For the hyperbola `(x^(2))/(a^(2))+(y^(2))/(b^(2))=1`, the normal at point P meets the transverse axis AA' in G and the connjugate axis BB' in g and CF be perpendicular to the normal from the centre. Q. The value `(PF*PG)/((CB^(2)))` is equal to

To solve the problem, we need to find the value of \((PF \cdot PG) / (CB^2)\) for the hyperbola given by the equation: \[ \frac{x^2}{a^2} - \frac{y^2}{b^2} = 1 \] ### Step-by-Step Solution 1. **Understanding the Hyperbola**: The hyperbola is centered at the origin (0, 0) with the transverse axis along the x-axis and the conjugate axis along the y-axis.
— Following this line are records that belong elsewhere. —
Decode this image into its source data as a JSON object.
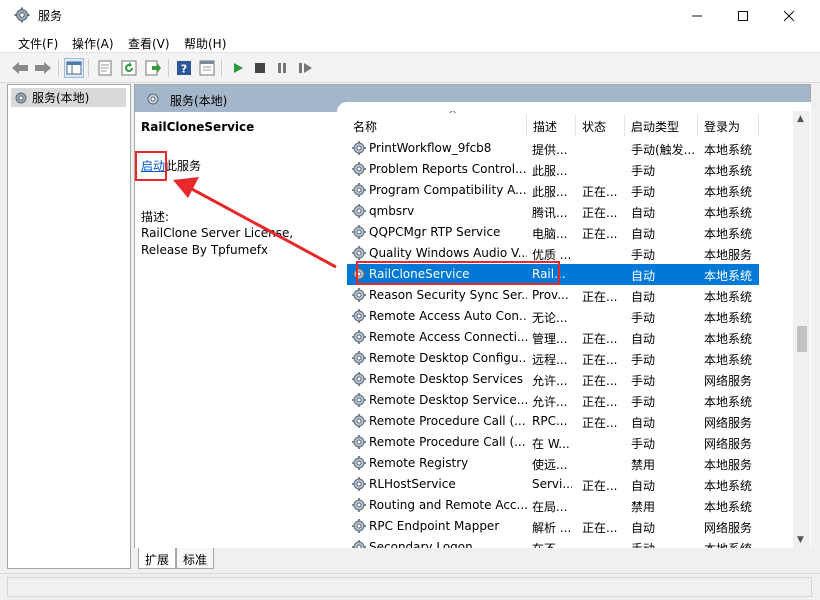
{
  "window": {
    "title": "服务",
    "icon": "gear-icon"
  },
  "menu": [
    {
      "label": "文件(F)"
    },
    {
      "label": "操作(A)"
    },
    {
      "label": "查看(V)"
    },
    {
      "label": "帮助(H)"
    }
  ],
  "tree": {
    "root_label": "服务(本地)"
  },
  "pane_header": {
    "title": "服务(本地)"
  },
  "detail": {
    "service_name": "RailCloneService",
    "action_link": "启动",
    "action_suffix": "此服务",
    "desc_label": "描述:",
    "desc_text": "RailClone Server License, Release By Tpfumefx"
  },
  "columns": {
    "name": "名称",
    "desc": "描述",
    "status": "状态",
    "startup": "启动类型",
    "logon": "登录为"
  },
  "rows": [
    {
      "name": "PrintWorkflow_9fcb8",
      "desc": "提供...",
      "status": "",
      "startup": "手动(触发...",
      "logon": "本地系统"
    },
    {
      "name": "Problem Reports Control...",
      "desc": "此服...",
      "status": "",
      "startup": "手动",
      "logon": "本地系统"
    },
    {
      "name": "Program Compatibility A...",
      "desc": "此服...",
      "status": "正在...",
      "startup": "手动",
      "logon": "本地系统"
    },
    {
      "name": "qmbsrv",
      "desc": "腾讯...",
      "status": "正在...",
      "startup": "自动",
      "logon": "本地系统"
    },
    {
      "name": "QQPCMgr RTP Service",
      "desc": "电脑...",
      "status": "正在...",
      "startup": "自动",
      "logon": "本地系统"
    },
    {
      "name": "Quality Windows Audio V...",
      "desc": "优质 ...",
      "status": "",
      "startup": "手动",
      "logon": "本地服务"
    },
    {
      "name": "RailCloneService",
      "desc": "Rail...",
      "status": "",
      "startup": "自动",
      "logon": "本地系统",
      "selected": true
    },
    {
      "name": "Reason Security Sync Ser...",
      "desc": "Prov...",
      "status": "正在...",
      "startup": "自动",
      "logon": "本地系统"
    },
    {
      "name": "Remote Access Auto Con...",
      "desc": "无论...",
      "status": "",
      "startup": "手动",
      "logon": "本地系统"
    },
    {
      "name": "Remote Access Connecti...",
      "desc": "管理...",
      "status": "正在...",
      "startup": "自动",
      "logon": "本地系统"
    },
    {
      "name": "Remote Desktop Configu...",
      "desc": "远程...",
      "status": "正在...",
      "startup": "手动",
      "logon": "本地系统"
    },
    {
      "name": "Remote Desktop Services",
      "desc": "允许...",
      "status": "正在...",
      "startup": "手动",
      "logon": "网络服务"
    },
    {
      "name": "Remote Desktop Service...",
      "desc": "允许...",
      "status": "正在...",
      "startup": "手动",
      "logon": "本地系统"
    },
    {
      "name": "Remote Procedure Call (...",
      "desc": "RPC...",
      "status": "正在...",
      "startup": "自动",
      "logon": "网络服务"
    },
    {
      "name": "Remote Procedure Call (...",
      "desc": "在 W...",
      "status": "",
      "startup": "手动",
      "logon": "网络服务"
    },
    {
      "name": "Remote Registry",
      "desc": "使远...",
      "status": "",
      "startup": "禁用",
      "logon": "本地服务"
    },
    {
      "name": "RLHostService",
      "desc": "Servi...",
      "status": "正在...",
      "startup": "自动",
      "logon": "本地系统"
    },
    {
      "name": "Routing and Remote Acc...",
      "desc": "在局...",
      "status": "",
      "startup": "禁用",
      "logon": "本地系统"
    },
    {
      "name": "RPC Endpoint Mapper",
      "desc": "解析 ...",
      "status": "正在...",
      "startup": "自动",
      "logon": "网络服务"
    },
    {
      "name": "Secondary Logon",
      "desc": "在不...",
      "status": "",
      "startup": "手动",
      "logon": "本地系统"
    }
  ],
  "tabs": [
    {
      "label": "扩展"
    },
    {
      "label": "标准"
    }
  ],
  "colors": {
    "selection": "#0078d7",
    "header_band": "#a4b6c9",
    "annotation": "#e8292c",
    "link": "#0055cc"
  }
}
The vertices are at \((\pm a, 0)\) and the asymptotes are given by the equations \(y = \pm \frac{b}{a} x\). 2. **Coordinates of Point P**: Let the coordinates of point \(P\) on the hyperbola be given by: \[ P(a \sec \theta, b \tan \theta) \] where \(\theta\) is the angle corresponding to point \(P\). 3. **Equation of the Normal at Point P**: The equation of the normal line at point \(P\) can be derived from the slope of the tangent line at \(P\). The slope of the tangent at point \(P\) is given by: \[ \frac{dy}{dx} = \frac{b^2 x}{a^2 y} \] Therefore, the slope of the normal is: \[ -\frac{a^2 y}{b^2 x} \] The equation of the normal line can be written as: \[ y - b \tan \theta = -\frac{a^2 b \tan \theta}{b^2 a \sec \theta}(x - a \sec \theta) \] 4. **Finding Points G and g**: - **Point G**: The normal meets the transverse axis (x-axis) at point \(G\). Setting \(y = 0\) in the normal equation gives the x-coordinate of \(G\). - **Point g**: The normal meets the conjugate axis (y-axis) at point \(g\). Setting \(x = 0\) in the normal equation gives the y-coordinate of \(g\). 5. **Distance PF**: The distance \(PF\) is the perpendicular distance from point \(P\) to the normal line. This can be calculated using the formula for the distance from a point to a line. 6. **Distance PG**: The distance \(PG\) can be calculated as the distance from point \(P\) to point \(G\). 7. **Calculating CB**: The distance \(CB\) is the distance from the center \(C(0, 0)\) to point \(B(0, b)\), which is simply \(b\). 8. **Final Calculation**: We need to calculate: \[ \frac{PF \cdot PG}{CB^2} \] After substituting the distances calculated in the previous steps, we simplify the expression. 9. **Conclusion**: After performing the calculations, we find that: \[ \frac{PF \cdot PG}{CB^2} = 1 \] ### Final Answer: The value of \(\frac{PF \cdot PG}{CB^2}\) is equal to \(1\).